Je kunt nooit het ene woord straffeloos vervangen door het andere. Zelfs wanneer ze precies hetzelfde betekenen – fiets en rijwiel –, zijn er nog verschillen: het een is deftiger, of platter, of dichterlijker, of ouderwetser, dan het ander. Zodra twee vormen samen dreigen te vallen, gaan mensen ze verschillende connotaties geven, of een van de twee reserveren voor bijzondere omstandigheden.
Dat geldt niet alleen voor woorden, maar ook voor uitspraakvormen, zinsconstructies en alles wat we hebben in taal. Je kunt nooit ongestraft de een voor de ander uitwisselen. (Al zijn er een paar voorbeelden te bedenken waar het heel moeilijk is om te zien wat het verschil is: Ik denk dat hij mij gezien heeft tegenover Ik denk dat hij mij heeft gezien. Daar was vroeger nog wel een regionaal verschil tussen, maar tegenwoordig lijkt de keuze volgens sommig onderzoek volkomen willekeurig.)
Wonderlijk is wel dat mensen zich nooit iets letterlijk herinneren. Wat heb ik in de eerste alinea van dit stukje gezegd? Niet terugkijken! De strekking weet u nog wel, maar u kunt het alleen in uw eigen woorden navertellen. Ik weet zeker dat er niemand is die het woord voor woord kan herhalen. Ik kan het zelf niet eens; mocht de stroom nu uitvallen zodat ik het opnieuw moest typen, dan zou ik iets anders typen. Maar hoe kan dat nu? Die eigen woorden zijn toch anders en betekenen dan toch iets anders?

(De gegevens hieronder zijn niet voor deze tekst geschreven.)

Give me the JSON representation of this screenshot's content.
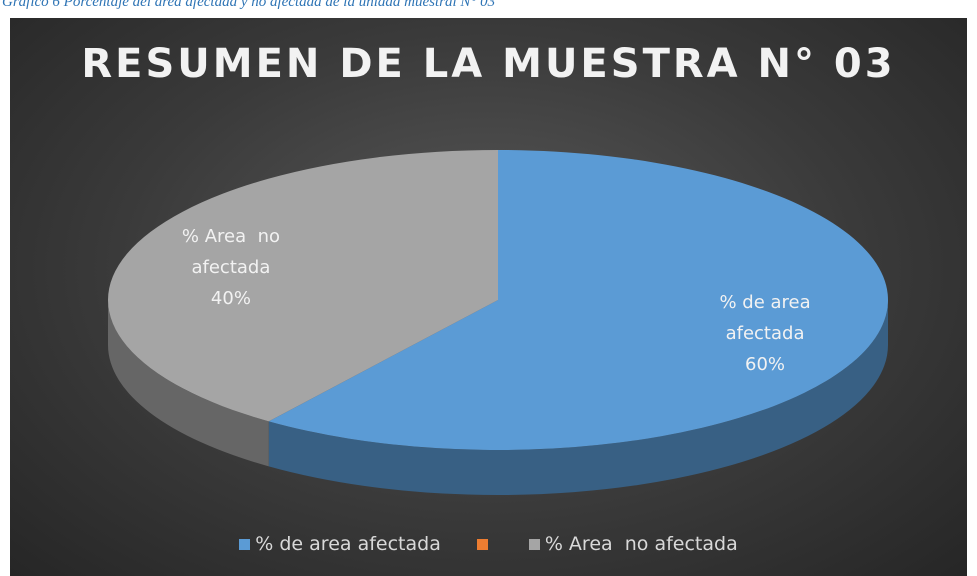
{
  "caption": "Gráfico 6 Porcentaje del área afectada y no afectada de la unidad muestral N° 03",
  "chart_data": {
    "type": "pie",
    "title": "RESUMEN DE LA MUESTRA N° 03",
    "categories": [
      "% de area afectada",
      null,
      "% Area  no afectada"
    ],
    "values": [
      60,
      0,
      40
    ],
    "value_labels": [
      "60%",
      null,
      "40%"
    ],
    "colors": [
      "#5b9bd5",
      "#ed7d31",
      "#a5a5a5"
    ],
    "legend": "bottom"
  }
}
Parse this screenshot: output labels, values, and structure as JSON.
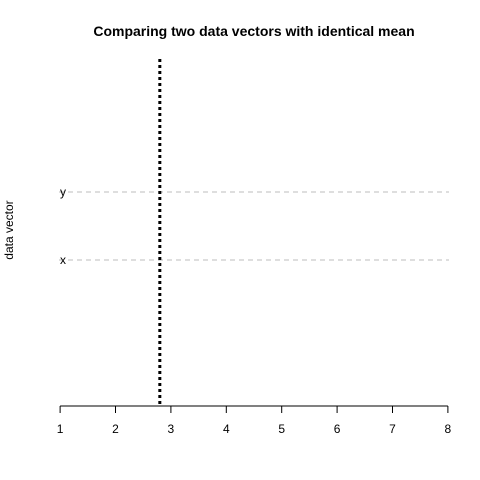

Het is nog wonderlijker omdat we eigenlijk wel degelijk allerlei details lijken te onthouden. Wanneer twee mensen met elkaar praten hebben ze na afloop heel subtiele details in hun uitspraak op elkaar afgestemd. Sommige taalkundigen gaan ervan uit dat dit komt doordat we alles opslaan. Iedere keer als je een woord uitspreekt, oriënteer je je op alle eerdere keren dat je dat woord gehoord hebt, en zoekt een soort gemiddelde. Maar tegelijkertijd onthoud je dus de inhoud van het gezegd op een abstracte en onvolmaakte manier – zodat je het wanneer je het bewust probeert te reproduceren alleen kunt reconstrueren.
Ingmar Roerdinkholder zegt
Ik denk dat ik wel weet wat die meneer zonder hoofd met vlinderdasje bedoelde met het weglaten van de r in bv. "mevoi".

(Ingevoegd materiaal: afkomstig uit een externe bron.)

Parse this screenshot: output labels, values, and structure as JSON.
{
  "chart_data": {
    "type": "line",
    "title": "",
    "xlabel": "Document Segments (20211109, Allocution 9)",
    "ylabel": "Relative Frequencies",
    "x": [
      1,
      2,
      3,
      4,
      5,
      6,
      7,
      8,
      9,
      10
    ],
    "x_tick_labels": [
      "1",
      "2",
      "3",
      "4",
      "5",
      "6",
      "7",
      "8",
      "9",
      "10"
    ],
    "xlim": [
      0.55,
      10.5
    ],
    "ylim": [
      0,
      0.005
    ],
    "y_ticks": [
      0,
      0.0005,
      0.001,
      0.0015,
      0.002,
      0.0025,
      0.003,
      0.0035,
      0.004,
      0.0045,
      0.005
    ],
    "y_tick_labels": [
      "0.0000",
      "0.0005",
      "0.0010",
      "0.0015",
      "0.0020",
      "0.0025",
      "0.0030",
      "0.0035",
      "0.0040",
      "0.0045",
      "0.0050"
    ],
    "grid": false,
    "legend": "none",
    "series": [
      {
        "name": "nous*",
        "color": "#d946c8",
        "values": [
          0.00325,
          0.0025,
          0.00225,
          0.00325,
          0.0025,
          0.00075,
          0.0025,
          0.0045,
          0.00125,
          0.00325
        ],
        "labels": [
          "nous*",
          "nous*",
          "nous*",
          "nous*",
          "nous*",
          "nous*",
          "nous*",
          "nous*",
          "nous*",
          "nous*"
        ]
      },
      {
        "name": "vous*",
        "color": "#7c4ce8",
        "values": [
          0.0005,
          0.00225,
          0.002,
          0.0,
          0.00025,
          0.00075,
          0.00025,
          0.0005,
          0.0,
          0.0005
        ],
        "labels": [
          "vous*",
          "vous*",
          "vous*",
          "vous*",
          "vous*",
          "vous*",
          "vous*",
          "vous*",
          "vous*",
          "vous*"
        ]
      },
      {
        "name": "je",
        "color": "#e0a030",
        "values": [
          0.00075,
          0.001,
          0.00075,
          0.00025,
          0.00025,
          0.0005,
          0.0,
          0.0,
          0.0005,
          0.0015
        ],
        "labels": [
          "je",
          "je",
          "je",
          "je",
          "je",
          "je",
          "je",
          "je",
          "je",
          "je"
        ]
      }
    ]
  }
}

Evenmin als de r meestal echt wordt weggelaten op het einde van een woord in bv. koo(r), niet mee(r) hoo(r)t maar er hier een
soort aardappel in de keel r als in het Duits of Brits klinkt, kan (of beter: kon) in de bekakte of quasi bekakte uitspraak de
r ook na een medeklinker op die manier worden geproduceerd. Dus inderdaad, rook kon geen ook worden, maar broek wel bhoek.
"Mevhoi" was de stereotype butler uitspraak voor mevrouw, waarschijnlijk zegt Joost van Olivier B. Bommel dit ook zo. Of Markies de Canteclaer van Barneveldt.
Even terzijde: mij is al heel lang opgevallen dat de Arabische letter 'ayn ongeveer net zo klinkt als de Duitse finale r.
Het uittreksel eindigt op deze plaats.